Cross sections of the ODA–CB-MT complex in the rigor state and in the relaxed state. A–C, rigor state; D–F, relaxed state. The plane of each section is indicated in the top left corner (solid lines). The nucleotide-induced displacement (A and D) and inclination (B and E) of the β head domain is shown. The dotted lines indicate the long axes of the head domains. (A and D) The asterisks indicate the centers of gravity of the β head domain. The gray lines are placed as a reference. The β head domain in the relaxed state displaced 3.7 nm compared with its position in the rigor state.
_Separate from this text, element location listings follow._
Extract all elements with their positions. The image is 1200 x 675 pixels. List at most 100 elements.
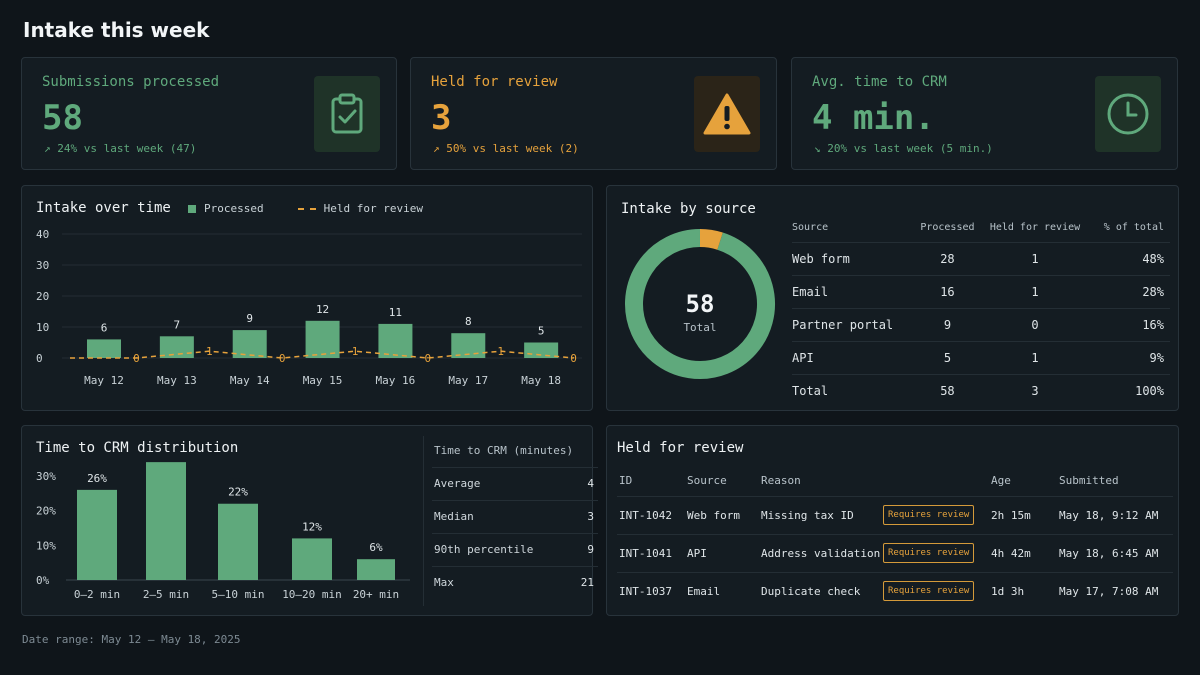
held-count: 1 (980, 340, 1090, 374)
source-table: Source Processed Held for review % of to… (792, 214, 1170, 407)
bar-value-label: 9 (246, 312, 253, 325)
table-row[interactable]: Partner portal 9 0 16% (792, 307, 1170, 341)
table-row-total: Total 58 3 100% (792, 373, 1170, 407)
dist-bar (146, 462, 186, 580)
date-range-footer: Date range: May 12 – May 18, 2025 (22, 633, 241, 646)
warning-icon (694, 76, 760, 152)
x-tick-label: 2–5 min (143, 588, 189, 601)
kpi-card-processed[interactable]: Submissions processed 58 ↗ 24% vs last w… (21, 57, 397, 170)
kpi-label: Held for review (431, 74, 558, 90)
held-point-label: 0 (133, 352, 140, 365)
stats-row: Average 4 (432, 466, 598, 500)
table-row[interactable]: INT-1041 API Address validation Requires… (617, 533, 1173, 572)
x-tick-label: 10–20 min (282, 588, 342, 601)
source-name: Total (792, 373, 915, 407)
held-id: INT-1041 (617, 533, 685, 572)
x-tick-label: May 12 (84, 374, 124, 387)
y-tick-label: 20 (36, 290, 49, 303)
source-name: Partner portal (792, 307, 915, 341)
col-age: Age (991, 474, 1011, 488)
bar-value-label: 6 (101, 321, 108, 334)
dist-bar (292, 538, 332, 580)
bar-value-label: 7 (174, 318, 181, 331)
dist-bar (218, 503, 258, 580)
bar-value-label: 11 (389, 306, 402, 319)
x-tick-label: 20+ min (353, 588, 399, 601)
col-submitted: Submitted (1059, 474, 1119, 488)
stats-row: Median 3 (432, 499, 598, 533)
stats-header-row: Time to CRM (minutes) (432, 434, 598, 467)
processed-count: 9 (914, 307, 981, 341)
y-tick-label: 40 (36, 228, 49, 241)
stat-label: Max (432, 565, 572, 599)
held-age: 2h 15m (989, 495, 1057, 534)
y-tick-label: 0 (36, 352, 43, 365)
bar-value-label: 8 (465, 315, 472, 328)
held-point-label: 0 (279, 352, 286, 365)
table-row[interactable]: API 5 1 9% (792, 340, 1170, 374)
x-tick-label: May 13 (157, 374, 197, 387)
page-title: Intake this week (23, 18, 210, 42)
held-point-label: 1 (206, 345, 213, 358)
processed-count: 16 (914, 274, 981, 308)
table-row[interactable]: INT-1037 Email Duplicate check Requires … (617, 571, 1173, 610)
held-submitted: May 18, 9:12 AM (1057, 495, 1173, 534)
x-tick-label: 0–2 min (74, 588, 120, 601)
stat-label: 90th percentile (432, 532, 572, 566)
source-name: API (792, 340, 915, 374)
kpi-card-held[interactable]: Held for review 3 ↗ 50% vs last week (2) (410, 57, 777, 170)
intake-donut-chart: 58 Total (625, 229, 775, 379)
x-tick-label: May 17 (448, 374, 488, 387)
intake-by-source-title: Intake by source (621, 201, 756, 217)
stats-header: Time to CRM (minutes) (434, 443, 574, 457)
bar-processed (232, 330, 267, 358)
held-count: 1 (980, 241, 1090, 275)
y-tick-label: 20% (36, 505, 56, 518)
requires-review-badge[interactable]: Requires review (883, 581, 975, 602)
source-name: Web form (792, 241, 915, 275)
dist-bar-label: 12% (302, 520, 322, 533)
y-tick-label: 30% (36, 470, 56, 483)
held-source: API (685, 533, 759, 572)
x-tick-label: May 14 (230, 374, 270, 387)
clipboard-check-icon (314, 76, 380, 152)
held-count: 0 (980, 307, 1090, 341)
col-status (881, 466, 989, 496)
held-reason: Address validation (759, 533, 881, 572)
requires-review-badge[interactable]: Requires review (883, 543, 975, 563)
table-row[interactable]: INT-1042 Web form Missing tax ID Require… (617, 495, 1173, 534)
dist-bar-label: 6% (369, 541, 383, 554)
legend-swatch-held (297, 207, 316, 210)
dist-bar-label: 26% (87, 472, 107, 485)
kpi-label: Avg. time to CRM (812, 74, 947, 90)
stat-label: Median (432, 499, 572, 533)
requires-review-badge[interactable]: Requires review (883, 505, 975, 525)
percent-total: 9% (1089, 340, 1170, 374)
bar-processed (159, 336, 194, 358)
held-point-label: 0 (425, 352, 432, 365)
percent-total: 28% (1089, 274, 1170, 308)
stat-value: 21 (571, 565, 598, 599)
y-tick-label: 0% (36, 574, 50, 587)
kpi-value: 4 min. (812, 98, 935, 138)
chart-legend: Processed Held for review (188, 202, 423, 215)
held-point-label: 0 (570, 352, 577, 365)
kpi-value: 3 (431, 98, 452, 138)
processed-count: 58 (914, 373, 981, 407)
stat-value: 3 (571, 499, 598, 533)
stat-label: Average (432, 466, 572, 500)
donut-center-value: 58 (686, 290, 715, 318)
x-tick-label: May 16 (376, 374, 416, 387)
held-source: Email (685, 571, 759, 610)
distribution-title: Time to CRM distribution (36, 440, 239, 456)
kpi-card-avg-time[interactable]: Avg. time to CRM 4 min. ↘ 20% vs last we… (791, 57, 1178, 170)
dist-bar (77, 489, 117, 580)
distribution-stats-table: Time to CRM (minutes) Average 4 Median 3… (432, 434, 598, 599)
intake-by-source-panel: Intake by source 58 Total Source Processe… (606, 185, 1179, 411)
col-id: ID (619, 474, 633, 488)
col-percent: % of total (1103, 222, 1164, 234)
table-row[interactable]: Web form 28 1 48% (792, 241, 1170, 275)
table-row[interactable]: Email 16 1 28% (792, 274, 1170, 308)
held-point-label: 1 (497, 345, 504, 358)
The position of the inter-ODA linker is indicated with arrowheads in C and F. The blue contour corresponds to the 120% volume isosurface; green, yellow, orange, and red indicate increasing density. Bar, 10 nm.

Figure 9.

A comparison of the QFDE-EM images of the axoneme and the corresponding views of the ODA–CB-MT complex in the rigor state and in the relaxed state. (A and C) QFDE-EM images of the axoneme (Goodenough and Heuser, 1982). (B and D) Corresponding views of the ODA–CB-MT complex. Views in the rigor state (A and B) and in the relaxed state (C and D). The densities corresponding to the D foot, P foot, and head are indicated. Bar, 10 nm.

Figure 10.

Head domain displacement between the rigor state and the relaxed state. (A) An end-on view of the 3D reconstruction of the ODA–CB-MT complex in the rigor state. The box used for the slab view in B and C is shown as a dashed rectangle. (B and C) A comparison between the β head domains in the rigor state (B) and the relaxed state (C) showing the change in distance to the B tubule. The double arrows indicate the changes of distance between the β head domain and B tubule from 14 (rigor state) to 10 nm (relaxed state). (D) Model images of the ODA–MT complex in the rigor state (top) and the relaxed state (bottom). The α head domain is omitted from the relaxed state because of the uncertainty of the position. Bar, 5 nm.